In hadith sciences, "ijaza" is a term referring to a source of receiving and transmitting hadiths. In hadith terminologies, "ijaza" is a source of receiving hadiths along with "sama'" (direct hearing), "'ard" (presentation) and "recitation". "Ijaza" is obtained by a written or oral permission of a master for the transmission of hadiths recorded in certain texts.

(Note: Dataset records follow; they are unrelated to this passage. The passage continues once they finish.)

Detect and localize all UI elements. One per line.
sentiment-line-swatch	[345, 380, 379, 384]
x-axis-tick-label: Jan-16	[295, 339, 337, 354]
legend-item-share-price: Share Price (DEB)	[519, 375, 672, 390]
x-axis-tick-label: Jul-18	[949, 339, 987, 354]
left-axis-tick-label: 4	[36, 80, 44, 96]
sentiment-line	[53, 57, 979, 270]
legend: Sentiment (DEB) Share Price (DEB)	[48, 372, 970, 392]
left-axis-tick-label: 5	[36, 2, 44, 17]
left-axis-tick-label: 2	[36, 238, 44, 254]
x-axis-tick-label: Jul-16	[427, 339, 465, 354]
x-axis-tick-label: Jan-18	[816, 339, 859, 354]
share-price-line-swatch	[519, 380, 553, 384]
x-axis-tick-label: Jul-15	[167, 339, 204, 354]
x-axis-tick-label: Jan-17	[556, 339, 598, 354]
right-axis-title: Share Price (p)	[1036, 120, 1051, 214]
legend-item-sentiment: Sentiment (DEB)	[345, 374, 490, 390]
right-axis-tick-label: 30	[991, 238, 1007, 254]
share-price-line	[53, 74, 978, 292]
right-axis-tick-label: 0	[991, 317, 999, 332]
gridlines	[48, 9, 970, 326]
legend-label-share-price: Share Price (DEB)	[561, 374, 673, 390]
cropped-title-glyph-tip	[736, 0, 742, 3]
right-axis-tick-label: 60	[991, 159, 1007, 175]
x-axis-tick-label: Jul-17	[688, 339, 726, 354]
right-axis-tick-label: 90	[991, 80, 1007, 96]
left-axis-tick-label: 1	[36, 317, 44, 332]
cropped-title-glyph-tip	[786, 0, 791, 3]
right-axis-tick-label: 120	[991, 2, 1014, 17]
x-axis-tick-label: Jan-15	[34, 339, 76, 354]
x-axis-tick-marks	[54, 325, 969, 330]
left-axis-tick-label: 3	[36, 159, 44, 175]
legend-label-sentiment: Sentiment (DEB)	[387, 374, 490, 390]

Permissions were possessed by people as precious scholarly and cultural documents and certificates. Having a permission brings confidence in one's sayings and writings. Permissions also involve the master's comments on the student's qualifications as well as his own masters.

Use of Permissions

Scholars of hadiths believe that "permission" is one the most important ways of "acquisition of hadith". Such permissions support the accuracy and correctness of the transmission of hadiths. Here is the mechanism: masters of hadith sciences give written or oral permissions for the transmission of hadiths from themselves to their students; they usually mention their own masters of hadiths as well as their own written work. Such permissions connect the chains of the transmission of hadiths to the infallible Imams (a). Masters of hadiths usually connect their chains to one of the great masters, such as Muhammad Taqi al-Majlisi, al-Shahid al-Awwal, al-'Allama al-Hilli, or al-Shaykh al-Tusi and do not mention the rest, because the rest of the chain is commonly known and is generally reliable.

The following advantages have also been mentioned with regard to the permission for the transmission of hadiths:

  • First, they prevent chaos with respect to the transmission of hadiths. So, because of the requirement of such permissions, nobody's hadiths were accepted without having the permission.
  • Second, the introduction of the master and his permission would assure the hearer about the reliability of the transmitter of hadiths.
  • Third, the master broadened or narrowed the scope of the permission on the basis of the student's qualifications. One student may have well been only permitted to transmit hadiths from a certain book, while another student was permitted to transmit hadiths from all books of hadiths. Thus, the qualifications of transmitters were monitored by masters.
  • Fourth, with the permission of the master, the student would count as a transmitter of hadiths from the Prophet (s), whereby the connected chain of transmission, which is a characteristic of Muslims, could continue.

Merely Formal Permissions

With the proliferation of the copies of hadith books, especially after mass prints and publications of collections of hadiths and after the disappearance of hadith courses, the main reason for the issuance of hadith permissions disappeared, and it turned into a mere formality.